First, the input bitstream is chopped into small, 3-bit chunks (e.g., `'010'`). These chunks are then grouped into **vectors**. For a `vector_size` of 2, the stream `'010111001...'` becomes `('010', '111')`, `('001', ...)` and so on. This step turns the raw bitstream into a sequence of higher-level symbols.

### \#\#\# Step 2: The Competition

For a range of possible dictionary sizes (the "codebook"), Vectoria simulates two powerful compression models to see which performs better.

#### **Model A: The MTF-RLE Pipeline**

This model is designed to excel with data that has **locality of reference** (i.e., where the same vectors appear frequently in bursts).

`Tokens -> Move-to-Front (MTF) -> Run-Length Encode (RLE) of Zeros -> Huffman/Rice Coding`

1.  **Move-to-Front (MTF):** The sequence of vectors is transformed.
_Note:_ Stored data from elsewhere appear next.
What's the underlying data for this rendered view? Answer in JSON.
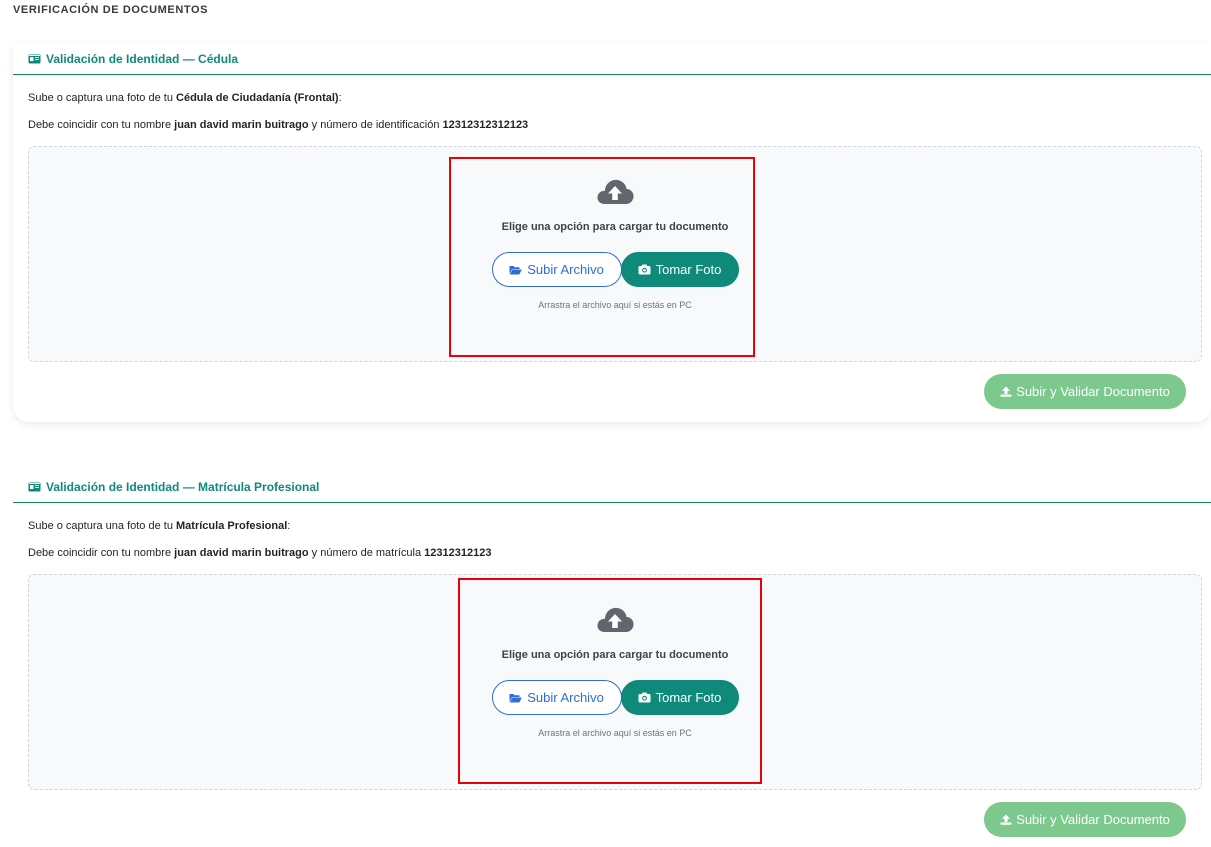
{
  "page": {
    "title": "VERIFICACIÓN DE DOCUMENTOS"
  },
  "colors": {
    "accent_teal": "#0f8a7a",
    "outline_blue": "#2f6ed4",
    "submit_green": "#7dc98d",
    "highlight_red": "#e8000b",
    "header_rule": "#198754"
  },
  "icons": {
    "header": "id-card-icon",
    "upload": "cloud-upload-icon",
    "file_button": "folder-open-icon",
    "photo_button": "camera-icon",
    "submit_button": "upload-icon"
  },
  "sections": [
    {
      "title": "Validación de Identidad — Cédula",
      "line1_prefix": "Sube o captura una foto de tu ",
      "line1_doc": "Cédula de Ciudadanía (Frontal)",
      "line1_suffix": ":",
      "line2_prefix": "Debe coincidir con tu nombre ",
      "name": "juan david marin buitrago",
      "line2_mid": " y número de identificación ",
      "number": "12312312312123",
      "prompt": "Elige una opción para cargar tu documento",
      "file_button": "Subir Archivo",
      "photo_button": "Tomar Foto",
      "hint": "Arrastra el archivo aquí si estás en PC",
      "submit_button": "Subir y Validar Documento"
    },
    {
      "title": "Validación de Identidad — Matrícula Profesional",
      "line1_prefix": "Sube o captura una foto de tu ",
      "line1_doc": "Matrícula Profesional",
      "line1_suffix": ":",
      "line2_prefix": "Debe coincidir con tu nombre ",
      "name": "juan david marin buitrago",
      "line2_mid": " y número de matrícula ",
      "number": "12312312123",
      "prompt": "Elige una opción para cargar tu documento",
      "file_button": "Subir Archivo",
      "photo_button": "Tomar Foto",
      "hint": "Arrastra el archivo aquí si estás en PC",
      "submit_button": "Subir y Validar Documento"
    }
  ]
}
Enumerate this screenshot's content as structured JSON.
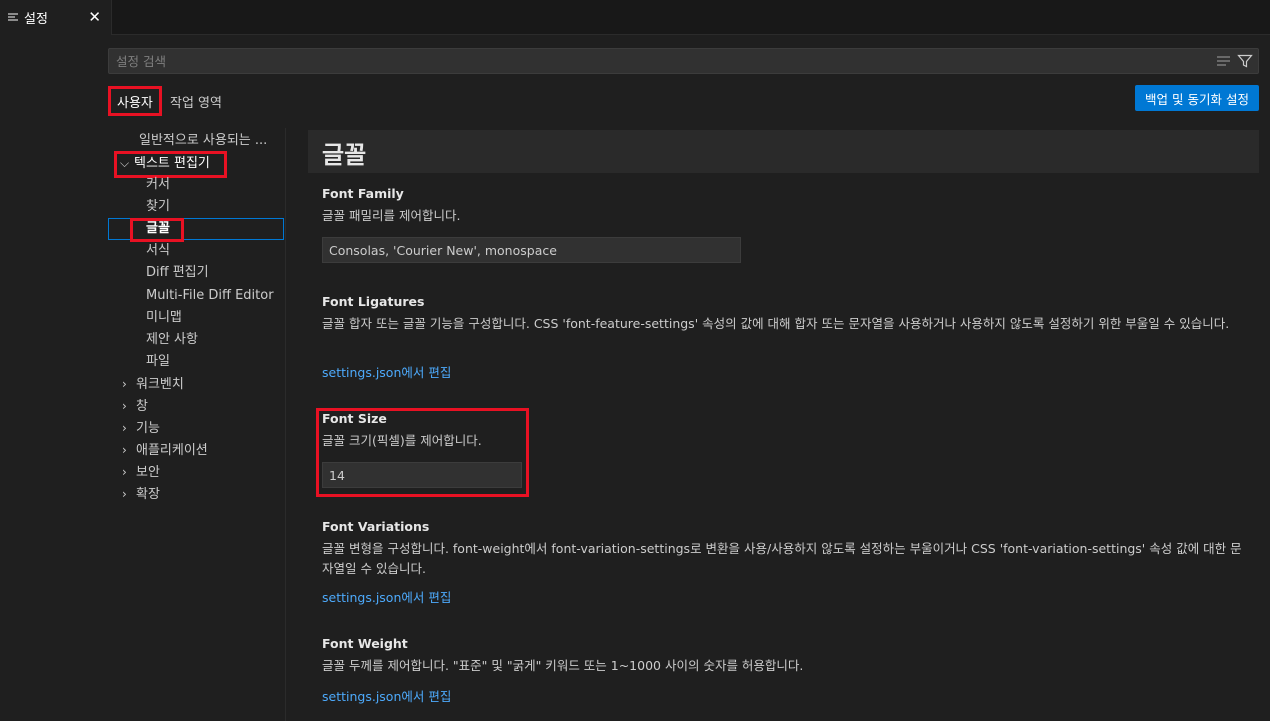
{
  "tab": {
    "label": "설정",
    "close": "✕"
  },
  "search": {
    "placeholder": "설정 검색"
  },
  "scopes": {
    "user": "사용자",
    "workspace": "작업 영역"
  },
  "sync_button": "백업 및 동기화 설정",
  "toc": {
    "common": "일반적으로 사용되는 ...",
    "text_editor": "텍스트 편집기",
    "children": [
      "커서",
      "찾기",
      "글꼴",
      "서식",
      "Diff 편집기",
      "Multi-File Diff Editor",
      "미니맵",
      "제안 사항",
      "파일"
    ],
    "collapsed": [
      "워크벤치",
      "창",
      "기능",
      "애플리케이션",
      "보안",
      "확장"
    ]
  },
  "section_title": "글꼴",
  "settings": {
    "font_family": {
      "title": "Font Family",
      "desc": "글꼴 패밀리를 제어합니다.",
      "value": "Consolas, 'Courier New', monospace"
    },
    "font_ligatures": {
      "title": "Font Ligatures",
      "desc": "글꼴 합자 또는 글꼴 기능을 구성합니다. CSS 'font-feature-settings' 속성의 값에 대해 합자 또는 문자열을 사용하거나 사용하지 않도록 설정하기 위한 부울일 수 있습니다.",
      "link": "settings.json에서 편집"
    },
    "font_size": {
      "title": "Font Size",
      "desc": "글꼴 크기(픽셀)를 제어합니다.",
      "value": "14"
    },
    "font_variations": {
      "title": "Font Variations",
      "desc": "글꼴 변형을 구성합니다. font-weight에서 font-variation-settings로 변환을 사용/사용하지 않도록 설정하는 부울이거나 CSS 'font-variation-settings' 속성 값에 대한 문자열일 수 있습니다.",
      "link": "settings.json에서 편집"
    },
    "font_weight": {
      "title": "Font Weight",
      "desc": "글꼴 두께를 제어합니다. \"표준\" 및 \"굵게\" 키워드 또는 1~1000 사이의 숫자를 허용합니다.",
      "link": "settings.json에서 편집"
    }
  },
  "colors": {
    "accent": "#0078d4",
    "highlight": "#e81123",
    "link": "#4daafc"
  }
}
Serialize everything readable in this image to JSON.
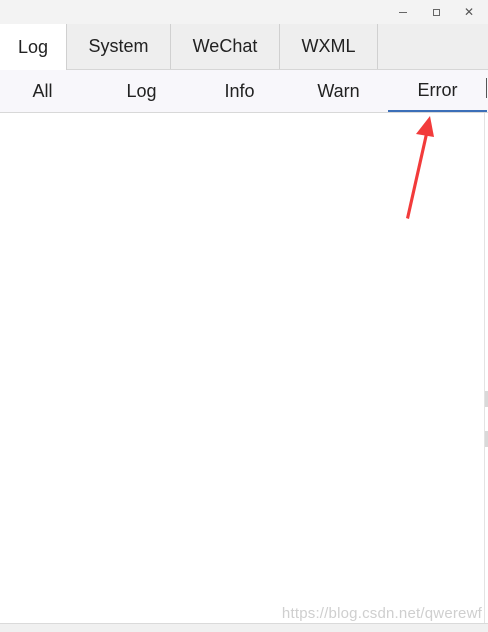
{
  "window": {
    "minimize_icon": "minimize-icon",
    "maximize_icon": "maximize-icon",
    "close_icon": "close-icon",
    "close_glyph": "✕"
  },
  "top_tabs": [
    {
      "label": "Log",
      "active": true
    },
    {
      "label": "System",
      "active": false
    },
    {
      "label": "WeChat",
      "active": false
    },
    {
      "label": "WXML",
      "active": false
    }
  ],
  "sub_tabs": [
    {
      "label": "All",
      "active": false
    },
    {
      "label": "Log",
      "active": false
    },
    {
      "label": "Info",
      "active": false
    },
    {
      "label": "Warn",
      "active": false
    },
    {
      "label": "Error",
      "active": true
    }
  ],
  "watermark": "https://blog.csdn.net/qwerewf",
  "colors": {
    "active_underline": "#3c6fb8",
    "annotation_arrow": "#f23b3b",
    "tab_bar_bg": "#eeeeee",
    "subtab_bar_bg": "#f8f7fb"
  }
}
When a vector is seen, it's replaced by its current position in a dynamic list and then moved to the front. Frequent vectors consistently get encoded as small numbers (like 0, 1, 2).
2.  **Run-Length Encoding (RLE):** Because MTF generates long runs of zeros for the most frequent vector, a specialized RLE process efficiently compresses these runs.
3.  **Entropy Coding:** The resulting symbols and run-lengths are then compressed using Huffman and Rice coding.

#### **Model B: The Contextual Model**

This model is designed to excel with data that has **strong local patterns**, where the next vector is highly predictable from the current vector.

`Tokens -> Context-based Huffman Coding`

1.  **Context Modeling:** It builds a statistical model where the probability of the next vector depends on the vector that came just before it. For example, it learns that the vector `('010', '111')` is very likely to be followed by `('000', '001')`.
2.  **Huffman Coding:** It uses a different Huffman table for each context, allowing for extremely tight compression when these local patterns are strong.

### \#\#\# Step 3: The Decision

Vectoria runs this competition for multiple codebook sizes (`K=1, 2, ... max_codebook_size`). Using its precise bit-accounting model, it calculates the exact final compressed size for every single configuration. Finally, it picks the **undisputed winner**—the combination of codebook size and model type that results in the absolute minimum number of bits—and uses that to perform the final encoding.

-----

## \#\# License

This project is licensed under the MIT License. See the `LICENSE` file for details.